Os sertanejos que se uniram em Canudos tentaram construir uma sociedade
socialista, segundo Edmundo Moniz:
“...
tendo em vista o fato da burguesia unir-se aos latifundiários quando se apossou
do poder político com a proclamação da República em vez de efetivar a
reforma agrária, tarefa histórica que lhe competia realizar.”
Um dos dramas do povo brasileiro é essa incapacidade de dar o passo
decisivo nos grandes momentos históricos. Ao separar-se o Brasil de Portugal as
classes dominantes afastaram o povo da luta, em duras repressões, e por isso
perdeu-se a oportunidade de liquidar o escravismo já em 1822 ou 24, como
propunha, embora dubiamente, José Bonifácio. Perderíamos duas oportunidades
de modernizar a economia brasileira: em 13 de maio de 1888 e no 15 de novembro
de 1889, quando não se promoveu uma mais justa distribuição de terras e
controle do poder absoluto dos latifundiários.
Canudos será a resposta mais trágica do povo sertanejo, tentando
livrar-se da condição miserável a que era submetido pelo grande latifúndio.
Nesse sentido, é movimento raro na história do Brasil: o único de que não
participam as elites intelectuais ou políticas. Todo ele é feito por gente do
povo, com idéias próprias, elaborando um cristianismo peculiar que, ao contrário
da visão predominante, é extremamente lúcido, já que a consciência crítica
condiciona-se à sua realidade social, sua fonte geradora.
A ideologia de Canudos, portanto, tem que ser entendida a partir de uma
realidade material. Porém, intelectuais e jornalistas ligados as classes
dominates tentaram transformar essa força original e lúcida em expressão fanática,
destacando seu discurso místico.
Poucos marxistas, inclusive, percebem que Canudos nega a religião como
“um sol fictício”, como dizia Marx, para se mover “em torno de si
mesmo” . Os intelectuais que reportam e explicam Canudos fazem-no com a visão
de sua classe; são incapazes, justamente por pertencerem às classes
dominantes, de entender a inversão revolucionária que os sertanejos fizeram -
a harmonia entre seus reais interesses de classe e uma ideologia específica.

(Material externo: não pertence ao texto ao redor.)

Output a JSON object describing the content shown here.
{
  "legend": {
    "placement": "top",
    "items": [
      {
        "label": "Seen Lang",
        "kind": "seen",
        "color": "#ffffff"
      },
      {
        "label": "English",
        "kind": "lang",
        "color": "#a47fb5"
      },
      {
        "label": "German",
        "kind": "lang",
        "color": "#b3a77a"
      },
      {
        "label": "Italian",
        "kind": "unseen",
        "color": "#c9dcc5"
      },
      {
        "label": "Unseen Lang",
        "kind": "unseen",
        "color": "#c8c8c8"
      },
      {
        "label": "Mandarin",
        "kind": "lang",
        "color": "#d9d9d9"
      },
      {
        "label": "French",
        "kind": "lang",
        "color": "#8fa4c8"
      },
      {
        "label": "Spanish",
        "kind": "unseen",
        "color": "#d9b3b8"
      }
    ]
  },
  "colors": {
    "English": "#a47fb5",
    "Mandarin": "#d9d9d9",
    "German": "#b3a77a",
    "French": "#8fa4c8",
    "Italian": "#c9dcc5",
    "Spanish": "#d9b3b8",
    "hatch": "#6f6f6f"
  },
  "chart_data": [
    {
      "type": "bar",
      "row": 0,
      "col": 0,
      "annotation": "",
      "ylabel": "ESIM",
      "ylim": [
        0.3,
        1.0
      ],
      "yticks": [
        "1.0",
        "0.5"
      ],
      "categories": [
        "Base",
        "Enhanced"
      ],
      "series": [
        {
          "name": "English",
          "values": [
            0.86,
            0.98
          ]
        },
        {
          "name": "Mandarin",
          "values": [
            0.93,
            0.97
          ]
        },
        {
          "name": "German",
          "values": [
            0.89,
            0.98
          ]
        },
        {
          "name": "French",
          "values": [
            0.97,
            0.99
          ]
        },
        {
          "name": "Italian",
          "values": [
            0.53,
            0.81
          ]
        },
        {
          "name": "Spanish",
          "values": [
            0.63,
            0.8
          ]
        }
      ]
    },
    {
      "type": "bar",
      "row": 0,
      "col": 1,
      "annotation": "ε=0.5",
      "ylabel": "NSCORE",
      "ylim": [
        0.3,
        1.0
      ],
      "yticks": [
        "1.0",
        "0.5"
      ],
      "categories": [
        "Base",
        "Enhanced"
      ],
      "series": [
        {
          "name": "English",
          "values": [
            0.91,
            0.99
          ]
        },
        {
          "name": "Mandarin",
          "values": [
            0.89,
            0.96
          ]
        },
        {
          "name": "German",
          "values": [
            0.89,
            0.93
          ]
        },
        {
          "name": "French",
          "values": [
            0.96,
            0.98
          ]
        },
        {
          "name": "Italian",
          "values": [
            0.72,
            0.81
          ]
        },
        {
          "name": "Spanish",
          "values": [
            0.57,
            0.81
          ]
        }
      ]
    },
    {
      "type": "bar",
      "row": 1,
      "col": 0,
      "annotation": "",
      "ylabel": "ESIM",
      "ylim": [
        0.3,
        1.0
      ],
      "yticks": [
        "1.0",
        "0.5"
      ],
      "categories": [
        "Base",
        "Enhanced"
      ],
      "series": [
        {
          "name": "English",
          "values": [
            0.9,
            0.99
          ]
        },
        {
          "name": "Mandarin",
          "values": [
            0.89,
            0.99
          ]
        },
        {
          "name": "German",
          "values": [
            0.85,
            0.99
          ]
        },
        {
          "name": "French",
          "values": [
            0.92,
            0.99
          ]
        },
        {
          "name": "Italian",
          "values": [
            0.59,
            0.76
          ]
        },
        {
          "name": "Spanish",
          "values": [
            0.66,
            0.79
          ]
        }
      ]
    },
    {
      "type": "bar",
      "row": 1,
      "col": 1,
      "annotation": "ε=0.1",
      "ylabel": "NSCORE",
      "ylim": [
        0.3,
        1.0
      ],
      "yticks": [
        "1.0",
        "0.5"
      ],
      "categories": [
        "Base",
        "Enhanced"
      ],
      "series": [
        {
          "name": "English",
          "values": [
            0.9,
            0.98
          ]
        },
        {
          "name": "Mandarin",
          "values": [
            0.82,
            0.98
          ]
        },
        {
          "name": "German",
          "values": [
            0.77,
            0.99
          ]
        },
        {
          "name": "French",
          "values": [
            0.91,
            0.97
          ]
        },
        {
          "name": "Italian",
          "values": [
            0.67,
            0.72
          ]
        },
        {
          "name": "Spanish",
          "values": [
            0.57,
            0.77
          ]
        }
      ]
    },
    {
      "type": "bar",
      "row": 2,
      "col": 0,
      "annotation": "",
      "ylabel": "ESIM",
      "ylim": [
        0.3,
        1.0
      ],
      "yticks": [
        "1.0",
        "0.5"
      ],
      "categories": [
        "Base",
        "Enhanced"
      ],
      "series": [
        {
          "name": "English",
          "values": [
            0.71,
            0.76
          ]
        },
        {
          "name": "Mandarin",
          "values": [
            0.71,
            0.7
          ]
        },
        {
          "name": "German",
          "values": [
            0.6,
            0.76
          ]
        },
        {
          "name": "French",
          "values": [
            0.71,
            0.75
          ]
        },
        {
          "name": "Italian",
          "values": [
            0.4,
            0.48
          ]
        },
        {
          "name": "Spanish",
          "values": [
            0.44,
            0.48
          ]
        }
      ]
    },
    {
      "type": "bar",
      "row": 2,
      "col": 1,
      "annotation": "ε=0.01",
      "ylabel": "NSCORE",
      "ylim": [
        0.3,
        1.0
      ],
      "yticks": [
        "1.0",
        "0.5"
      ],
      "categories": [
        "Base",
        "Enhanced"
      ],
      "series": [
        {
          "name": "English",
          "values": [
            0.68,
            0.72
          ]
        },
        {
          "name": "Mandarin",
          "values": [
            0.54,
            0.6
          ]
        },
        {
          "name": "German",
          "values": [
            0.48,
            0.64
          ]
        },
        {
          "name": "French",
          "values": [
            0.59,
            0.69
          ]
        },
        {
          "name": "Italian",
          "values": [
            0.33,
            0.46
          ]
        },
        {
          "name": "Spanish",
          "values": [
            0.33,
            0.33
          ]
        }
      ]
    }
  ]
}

Da
mesma forma são incompetentes ou insensíveis para comover-se com a condição
humana do sertanejo, visto como o “outro”, o “marginal”, o “jagunço”,
o “bandido” ou por fim, como todos eles entendem, inclusive Euclides da
Cunha, o inimigo.
Em meio a esse quadro, Antônio Conselheiro vai pelos setões, pregando e
convencendo o povo. Fala de Deus e da religião, de forma que o povo entende que
também se fala de justiça e igualdade. Fala da possibilidade de um novo mundo,
livre da exploração e miséria. Cita, desmentindo ser um ignorante, s grandes
utópicos, como Tomás Morus, por exemplo.
Prega a obediência civil como reação às leis injustas.
Acontece que no sertão todas as leis são injustas: a lei é a do
senhor latifundiário. A “lei civilizada” é ficção para uso e deleite dos
intelectuais da elite, influenciados por estranhas “ciências” européias
que os induzem a acreditar que mestiços e pobres são uma raça inferior.
Desde 1888 Conselheiro vinha sendo seguido por multidões de ‘gente
inferior” - ex-escravos, vagabundos, marginalizados. Uma de suas primeiras ações
nesse período acontece em Bom Conselho, quando reúne o povo, faz uma breve prédica
e manda arrancar o edital de cobrança de impostos. O povo obedece, queima o
edita e faz festa, com foguetes e banda. Começa a trajetória propriamente política
do Conselheiro. Uma patrulha de 35 soldados tente prende-lo mas é dispersada
pelo povo. Daí para frente será sempre perseguido como um perigo social. É
então que depois de muito ameaçado leva seu povo, e todos os que chegam, para
o Belo Monte e ali funda a sua utopia.
Bem real, enquanto durou.
A cidade foi levantada em 1893, perto do rio Vaza-Barris. Chamava-se Belo
Monte, mas passou para a historia como Canudos, nome dado pelos inimigos,
referindo-se aos bambus que ali cresciam, como canudos, e, aos mesmo tempo
negando-lhe o carisma de seu verdadeiro nome. A notícia correu pelos setões.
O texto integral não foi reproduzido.